—Le cadeau!... fit la jeune femme dont les joues pâles se colorèrent d’une rougeur subite. Je n’ai, s’il te plaît, de cadeaux à recevoir ni du fils Menguy, ni de personne.
—Il n’y a pas d’autre nom pour désigner une offre aussi invraisemblable, prononça le charrueur, ou bien il faut que l’aîné des Rozviliou soit un benêt.
Son irritation de tantôt lui était revenue et vibrait, malgré lui, dans sa voix. Renée-Anne fixa sur lui ses beaux yeux graves.

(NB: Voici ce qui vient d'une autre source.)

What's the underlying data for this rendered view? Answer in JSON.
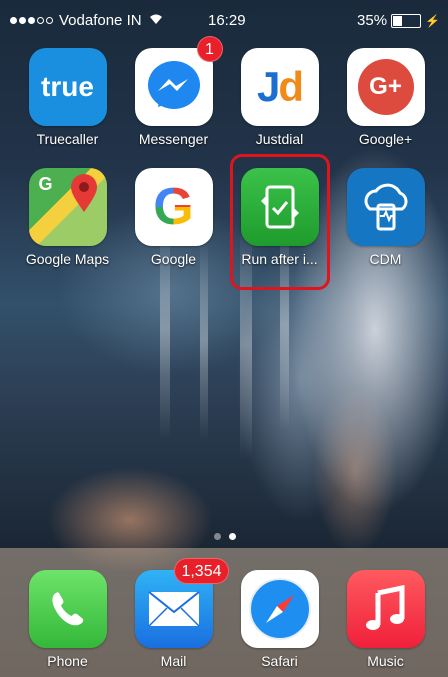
{
  "status_bar": {
    "carrier": "Vodafone IN",
    "time": "16:29",
    "battery": "35%",
    "battery_fraction": 0.35
  },
  "apps": [
    {
      "label": "Truecaller",
      "icon_text": "true",
      "icon": "truecaller-icon"
    },
    {
      "label": "Messenger",
      "badge": "1",
      "icon": "messenger-icon"
    },
    {
      "label": "Justdial",
      "icon_text": "Jd",
      "icon": "justdial-icon"
    },
    {
      "label": "Google+",
      "icon_text": "G+",
      "icon": "google-plus-icon"
    },
    {
      "label": "Google Maps",
      "icon": "google-maps-icon"
    },
    {
      "label": "Google",
      "icon_text": "G",
      "icon": "google-icon"
    },
    {
      "label": "Run after i...",
      "icon": "run-after-icon"
    },
    {
      "label": "CDM",
      "icon": "cdm-icon"
    }
  ],
  "dock": [
    {
      "label": "Phone",
      "icon": "phone-icon"
    },
    {
      "label": "Mail",
      "badge": "1,354",
      "icon": "mail-icon"
    },
    {
      "label": "Safari",
      "icon": "safari-icon"
    },
    {
      "label": "Music",
      "icon": "music-icon"
    }
  ],
  "page_indicator": {
    "pages": 2,
    "active": 2
  },
  "colors": {
    "highlight": "#e0141d",
    "badge": "#e8202a"
  }
}
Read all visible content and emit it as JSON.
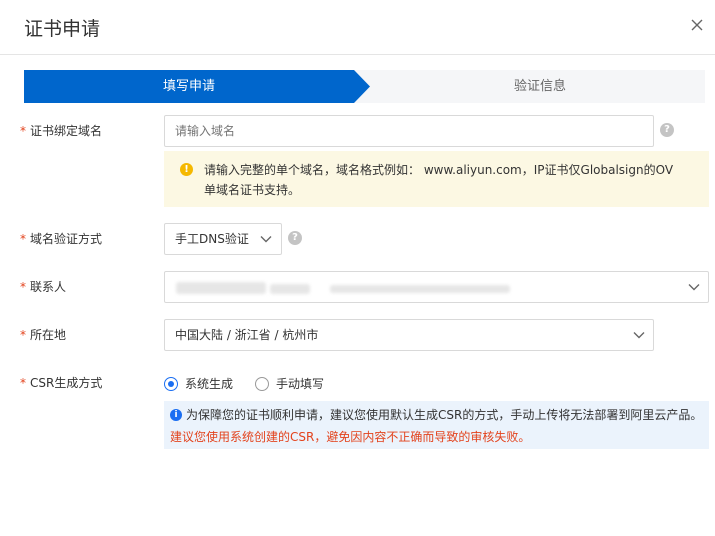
{
  "dialog": {
    "title": "证书申请",
    "close_icon": "close-icon"
  },
  "steps": [
    {
      "label": "填写申请",
      "active": true
    },
    {
      "label": "验证信息",
      "active": false
    }
  ],
  "colors": {
    "primary": "#1a6ef2",
    "step_active": "#0066cc",
    "required": "#e3431d",
    "warning_bg": "#fcf8e3",
    "info_bg": "#ebf3fc"
  },
  "form": {
    "domain": {
      "label": "证书绑定域名",
      "required_mark": "*",
      "placeholder": "请输入域名",
      "value": "",
      "help_icon": "question-icon"
    },
    "domain_notice": {
      "icon": "warning-icon",
      "text": "请输入完整的单个域名，域名格式例如： www.aliyun.com，IP证书仅Globalsign的OV单域名证书支持。"
    },
    "verify_method": {
      "label": "域名验证方式",
      "required_mark": "*",
      "value": "手工DNS验证",
      "help_icon": "question-icon"
    },
    "contact": {
      "label": "联系人",
      "required_mark": "*",
      "value_redacted": true
    },
    "location": {
      "label": "所在地",
      "required_mark": "*",
      "value": "中国大陆 / 浙江省 / 杭州市"
    },
    "csr": {
      "label": "CSR生成方式",
      "required_mark": "*",
      "options": [
        {
          "label": "系统生成",
          "selected": true
        },
        {
          "label": "手动填写",
          "selected": false
        }
      ],
      "info_icon": "info-icon",
      "info_text": "为保障您的证书顺利申请，建议您使用默认生成CSR的方式，手动上传将无法部署到阿里云产品。",
      "warning_text": "建议您使用系统创建的CSR，避免因内容不正确而导致的审核失败。"
    }
  }
}
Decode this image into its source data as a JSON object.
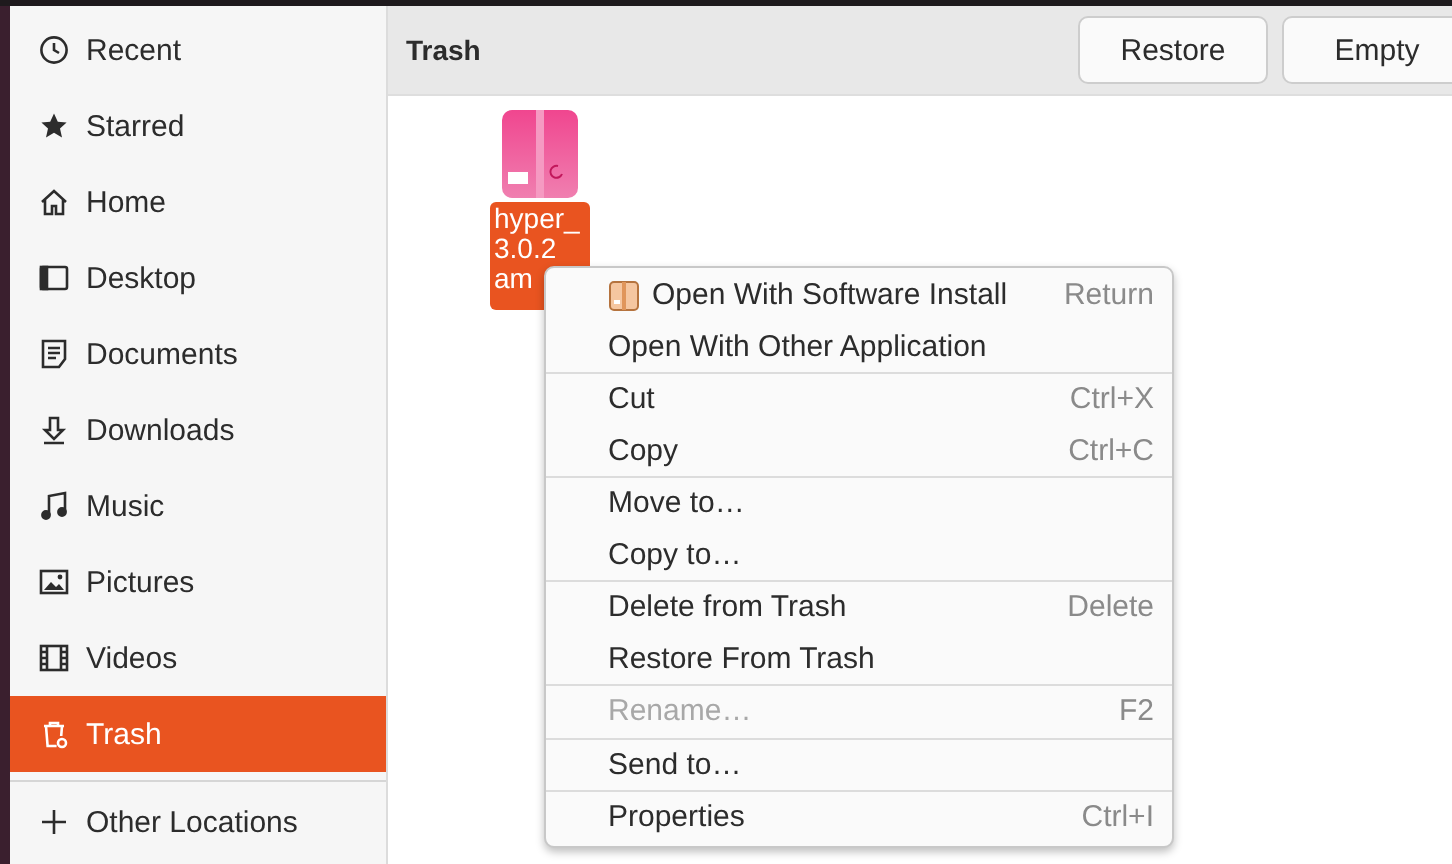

—Tu m’étonnes, dit-elle. Est-ce que tu subirais les influences de la lune, par hasard?... J’ignore ce que tu peux avoir contre Jérôme Menguy. Je l’ai trouvé, quant à moi, d’une tenue parfaite et d’une conversation fort agréable. C’est au moins un homme bien appris. On voit qu’il a reçu de l’instruction et qu’il lui en est resté quelque chose. Ce n’est pas pour dire, Emmanuel Prigent, mais il serait à souhaiter qu’il y eût dans nos campagnes beaucoup de paysans comme celui-là.
—C’est assez pour toi qu’il y en ait un! ricana le laboureur.
Chacune des phrases de Renée-Anne avait pénétré en lui jusqu’aux fibres profondes, irritant sa plaie secrète, son amour douloureux et saignant. Il ajouta le plus posément qu’il put avec un calme affecté:
—Tu voudras bien, je pense, me garder cet hiver encore à Guernaham. L’hiver est une mauvaise saison pour se placer... D’ailleurs, la loi ne te permet pas de te remarier avant la Pentecôte.
Rencognée dans l’embrasure de la fenêtre, Renée-Anne écoutait son cousin sans comprendre. A quoi tout cela rimait-il? Les dernières paroles enfin l’éclairèrent. Une stupeur attristée se peignit sur son visage et deux larmes tremblèrent à la pointe de ses grands cils. Mais elle se ressaisit aussi vite et, d’un violent effort, maîtrisa son émotion.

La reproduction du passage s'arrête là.